Shuttling kids here and there. Evening women’s events at our church. Work. Cakes to bake and decorate. The schedule seems impossible to the untrained eye.
Handing out lunches and good day kisses, I stop to look around me. Dishes piled high. Clothes mounted to the ceiling awaiting to be laundered. Scratching dogs half heartedly wanting a bath. I shake my head at all the stuff I need to tend to…….
Scream is more like it. I just want to shout out from frustration. It never seems to end. Moping, sweeping, folding, putting things away, my head spins.
My attitude of “Good Morning!” turned quickly into yuck. I didn’t ask for nor make the mess I had to clean up. My “bless this house” prayer transformed into a burden I didn’t want to carry. The toy lizard I thought my son left in the middle of the hall wasn’t a toy at all but a house warming gift from the cat. The rattling of the dryer proved that storms are headed in this direction. Then, the crash….. the crash that made my heart fall into the pit of my stomach. The light fixture above the sink fell. I jumped like I was shot.
I wanted to sit and cry when the young cat brought another lizardy gift. I had had it. My days are already blurred and over booked. I laughed at the thought of a new co-worker’s comment, “You are so calm.” Boy, if she could see me now. Having a meltdown over my laptop’s keyboard because the “d” doesn’t work properly.
I take a bag of trash to the can. Grumpy. Throwing it and my frustrations inside the can. I turn and see three red roses.
Their beauty. Their perfect imperfections. Three.
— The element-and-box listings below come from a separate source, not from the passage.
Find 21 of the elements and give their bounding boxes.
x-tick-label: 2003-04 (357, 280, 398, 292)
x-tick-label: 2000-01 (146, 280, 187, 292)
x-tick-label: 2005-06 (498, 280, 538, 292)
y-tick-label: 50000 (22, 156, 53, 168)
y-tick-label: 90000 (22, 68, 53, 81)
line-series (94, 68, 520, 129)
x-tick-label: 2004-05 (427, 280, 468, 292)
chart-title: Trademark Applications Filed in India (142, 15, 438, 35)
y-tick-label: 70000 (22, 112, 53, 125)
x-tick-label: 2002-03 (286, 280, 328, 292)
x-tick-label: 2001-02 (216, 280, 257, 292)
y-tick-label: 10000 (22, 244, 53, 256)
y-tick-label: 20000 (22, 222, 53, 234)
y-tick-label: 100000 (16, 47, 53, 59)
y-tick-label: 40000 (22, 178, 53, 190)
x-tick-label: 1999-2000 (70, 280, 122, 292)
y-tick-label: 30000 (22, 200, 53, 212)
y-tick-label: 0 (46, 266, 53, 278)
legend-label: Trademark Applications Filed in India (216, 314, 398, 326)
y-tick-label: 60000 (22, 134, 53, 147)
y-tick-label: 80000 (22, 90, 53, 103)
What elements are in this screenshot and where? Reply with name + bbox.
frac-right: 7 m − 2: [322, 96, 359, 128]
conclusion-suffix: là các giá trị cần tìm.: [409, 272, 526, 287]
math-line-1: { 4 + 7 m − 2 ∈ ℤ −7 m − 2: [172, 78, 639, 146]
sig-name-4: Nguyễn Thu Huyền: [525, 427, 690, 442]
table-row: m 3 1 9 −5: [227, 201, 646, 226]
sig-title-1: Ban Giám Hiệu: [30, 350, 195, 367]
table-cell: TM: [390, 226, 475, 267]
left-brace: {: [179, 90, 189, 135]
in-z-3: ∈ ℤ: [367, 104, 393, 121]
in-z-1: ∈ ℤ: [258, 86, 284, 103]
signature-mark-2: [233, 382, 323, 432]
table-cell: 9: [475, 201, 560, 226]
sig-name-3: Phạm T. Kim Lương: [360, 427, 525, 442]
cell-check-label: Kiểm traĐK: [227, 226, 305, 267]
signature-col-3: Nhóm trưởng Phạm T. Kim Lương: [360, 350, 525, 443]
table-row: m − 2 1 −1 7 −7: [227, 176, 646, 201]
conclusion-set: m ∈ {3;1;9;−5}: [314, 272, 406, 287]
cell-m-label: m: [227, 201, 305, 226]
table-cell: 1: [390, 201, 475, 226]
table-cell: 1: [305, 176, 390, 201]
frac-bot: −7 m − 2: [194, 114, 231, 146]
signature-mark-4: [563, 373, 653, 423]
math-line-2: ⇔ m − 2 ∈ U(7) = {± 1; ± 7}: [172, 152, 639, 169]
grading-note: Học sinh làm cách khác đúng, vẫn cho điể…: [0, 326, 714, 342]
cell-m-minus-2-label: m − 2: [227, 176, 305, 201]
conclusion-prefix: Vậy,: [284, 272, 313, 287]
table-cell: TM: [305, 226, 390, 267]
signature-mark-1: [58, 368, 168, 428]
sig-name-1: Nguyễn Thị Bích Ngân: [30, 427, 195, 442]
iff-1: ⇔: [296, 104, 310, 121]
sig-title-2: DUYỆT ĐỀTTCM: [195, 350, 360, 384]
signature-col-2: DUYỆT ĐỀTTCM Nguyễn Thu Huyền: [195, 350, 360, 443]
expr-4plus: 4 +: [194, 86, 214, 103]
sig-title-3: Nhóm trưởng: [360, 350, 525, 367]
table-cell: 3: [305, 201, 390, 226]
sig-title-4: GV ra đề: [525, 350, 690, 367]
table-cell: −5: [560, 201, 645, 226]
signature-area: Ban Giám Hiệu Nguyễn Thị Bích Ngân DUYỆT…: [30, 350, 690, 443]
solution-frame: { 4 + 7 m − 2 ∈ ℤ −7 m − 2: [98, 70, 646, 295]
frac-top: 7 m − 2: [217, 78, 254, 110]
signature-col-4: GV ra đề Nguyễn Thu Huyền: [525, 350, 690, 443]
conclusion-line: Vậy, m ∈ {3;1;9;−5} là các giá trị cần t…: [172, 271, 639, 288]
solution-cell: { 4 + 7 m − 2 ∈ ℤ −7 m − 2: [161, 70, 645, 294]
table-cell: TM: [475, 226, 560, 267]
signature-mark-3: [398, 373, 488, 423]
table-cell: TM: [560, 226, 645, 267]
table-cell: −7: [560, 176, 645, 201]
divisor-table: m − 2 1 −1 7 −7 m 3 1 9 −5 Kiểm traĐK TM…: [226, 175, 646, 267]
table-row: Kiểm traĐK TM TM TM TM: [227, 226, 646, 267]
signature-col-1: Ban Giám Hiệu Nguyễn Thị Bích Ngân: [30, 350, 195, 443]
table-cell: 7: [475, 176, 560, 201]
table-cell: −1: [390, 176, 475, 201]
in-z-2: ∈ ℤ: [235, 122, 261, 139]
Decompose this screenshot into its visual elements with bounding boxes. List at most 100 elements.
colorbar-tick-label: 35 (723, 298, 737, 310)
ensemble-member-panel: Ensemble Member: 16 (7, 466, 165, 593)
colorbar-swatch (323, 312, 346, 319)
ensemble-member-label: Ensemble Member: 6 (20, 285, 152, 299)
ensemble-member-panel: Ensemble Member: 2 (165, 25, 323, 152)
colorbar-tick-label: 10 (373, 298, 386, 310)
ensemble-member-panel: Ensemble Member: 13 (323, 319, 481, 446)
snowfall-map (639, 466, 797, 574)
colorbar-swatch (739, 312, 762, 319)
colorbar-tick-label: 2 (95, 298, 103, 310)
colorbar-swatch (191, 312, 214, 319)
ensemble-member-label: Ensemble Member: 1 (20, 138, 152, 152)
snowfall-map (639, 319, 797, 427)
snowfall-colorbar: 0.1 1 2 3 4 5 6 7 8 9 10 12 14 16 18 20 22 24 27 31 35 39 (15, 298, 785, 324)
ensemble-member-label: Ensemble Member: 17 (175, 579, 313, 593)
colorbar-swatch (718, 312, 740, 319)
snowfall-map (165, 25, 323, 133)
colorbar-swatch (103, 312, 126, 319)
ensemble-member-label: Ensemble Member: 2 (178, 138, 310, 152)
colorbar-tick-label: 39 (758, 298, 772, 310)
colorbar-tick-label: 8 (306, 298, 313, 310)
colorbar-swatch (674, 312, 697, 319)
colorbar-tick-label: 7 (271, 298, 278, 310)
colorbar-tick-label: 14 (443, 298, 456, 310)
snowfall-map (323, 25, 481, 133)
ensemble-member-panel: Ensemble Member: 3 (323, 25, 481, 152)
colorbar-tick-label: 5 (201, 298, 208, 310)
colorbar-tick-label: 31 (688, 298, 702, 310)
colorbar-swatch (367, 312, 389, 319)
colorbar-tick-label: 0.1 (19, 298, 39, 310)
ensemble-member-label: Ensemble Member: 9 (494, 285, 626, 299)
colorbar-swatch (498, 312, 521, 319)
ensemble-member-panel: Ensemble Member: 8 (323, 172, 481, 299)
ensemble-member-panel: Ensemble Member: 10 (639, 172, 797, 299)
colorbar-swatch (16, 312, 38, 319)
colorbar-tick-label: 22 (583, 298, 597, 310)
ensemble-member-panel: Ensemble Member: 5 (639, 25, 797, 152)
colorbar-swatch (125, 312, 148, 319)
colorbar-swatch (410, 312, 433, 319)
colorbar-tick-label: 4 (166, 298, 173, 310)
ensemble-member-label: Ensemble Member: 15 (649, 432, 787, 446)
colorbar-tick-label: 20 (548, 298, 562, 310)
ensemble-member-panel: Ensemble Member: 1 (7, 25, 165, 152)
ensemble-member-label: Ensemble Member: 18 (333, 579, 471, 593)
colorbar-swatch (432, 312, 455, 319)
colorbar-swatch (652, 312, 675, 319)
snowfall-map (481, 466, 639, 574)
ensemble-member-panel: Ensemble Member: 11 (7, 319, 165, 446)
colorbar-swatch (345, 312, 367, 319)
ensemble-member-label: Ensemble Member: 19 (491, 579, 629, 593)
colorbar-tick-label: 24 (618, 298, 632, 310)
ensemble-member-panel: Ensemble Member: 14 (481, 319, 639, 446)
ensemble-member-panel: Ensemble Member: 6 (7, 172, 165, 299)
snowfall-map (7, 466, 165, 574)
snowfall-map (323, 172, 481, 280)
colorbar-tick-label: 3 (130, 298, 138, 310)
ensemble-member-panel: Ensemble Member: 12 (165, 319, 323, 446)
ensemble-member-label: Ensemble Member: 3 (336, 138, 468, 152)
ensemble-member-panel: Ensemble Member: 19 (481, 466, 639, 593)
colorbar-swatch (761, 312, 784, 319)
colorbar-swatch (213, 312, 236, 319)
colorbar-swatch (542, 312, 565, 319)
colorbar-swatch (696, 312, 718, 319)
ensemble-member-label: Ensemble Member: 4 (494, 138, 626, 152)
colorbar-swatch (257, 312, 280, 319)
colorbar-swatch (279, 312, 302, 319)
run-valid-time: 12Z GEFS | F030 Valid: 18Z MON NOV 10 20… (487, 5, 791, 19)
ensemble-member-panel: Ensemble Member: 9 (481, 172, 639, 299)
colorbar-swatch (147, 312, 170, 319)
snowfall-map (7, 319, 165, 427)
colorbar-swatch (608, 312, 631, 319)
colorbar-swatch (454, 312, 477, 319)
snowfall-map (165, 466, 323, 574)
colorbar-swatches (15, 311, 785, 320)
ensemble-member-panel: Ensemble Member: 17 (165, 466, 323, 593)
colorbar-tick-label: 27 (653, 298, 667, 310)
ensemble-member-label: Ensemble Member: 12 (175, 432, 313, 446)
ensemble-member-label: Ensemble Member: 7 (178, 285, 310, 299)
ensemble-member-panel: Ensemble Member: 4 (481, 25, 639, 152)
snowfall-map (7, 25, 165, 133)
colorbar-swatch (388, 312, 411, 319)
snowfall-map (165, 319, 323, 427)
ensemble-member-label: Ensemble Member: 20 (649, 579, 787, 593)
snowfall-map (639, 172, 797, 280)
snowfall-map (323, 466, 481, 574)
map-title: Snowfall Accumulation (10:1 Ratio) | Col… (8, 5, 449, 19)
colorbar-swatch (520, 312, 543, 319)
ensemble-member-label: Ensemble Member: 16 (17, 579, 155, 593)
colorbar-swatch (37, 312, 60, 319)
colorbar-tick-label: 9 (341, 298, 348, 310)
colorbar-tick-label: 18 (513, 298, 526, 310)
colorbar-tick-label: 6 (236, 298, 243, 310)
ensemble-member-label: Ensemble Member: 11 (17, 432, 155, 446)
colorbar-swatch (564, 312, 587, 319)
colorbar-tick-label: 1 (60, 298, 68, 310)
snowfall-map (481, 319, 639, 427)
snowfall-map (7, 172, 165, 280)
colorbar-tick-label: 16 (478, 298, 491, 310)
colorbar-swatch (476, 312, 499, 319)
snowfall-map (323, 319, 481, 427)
Like the crosses on the hill. Three. sharing such sweet beauty and a promise from God.
The morning chores seemed to fade away. My heart softened and melted. I caressed their beauty. Smelled their sweet goodness. Their thorns called up the image of the crown Jesus wore. The pain. The sting. Sin. Love that hurts yet heals. Something beautiful blossomed from the thorny stem of life.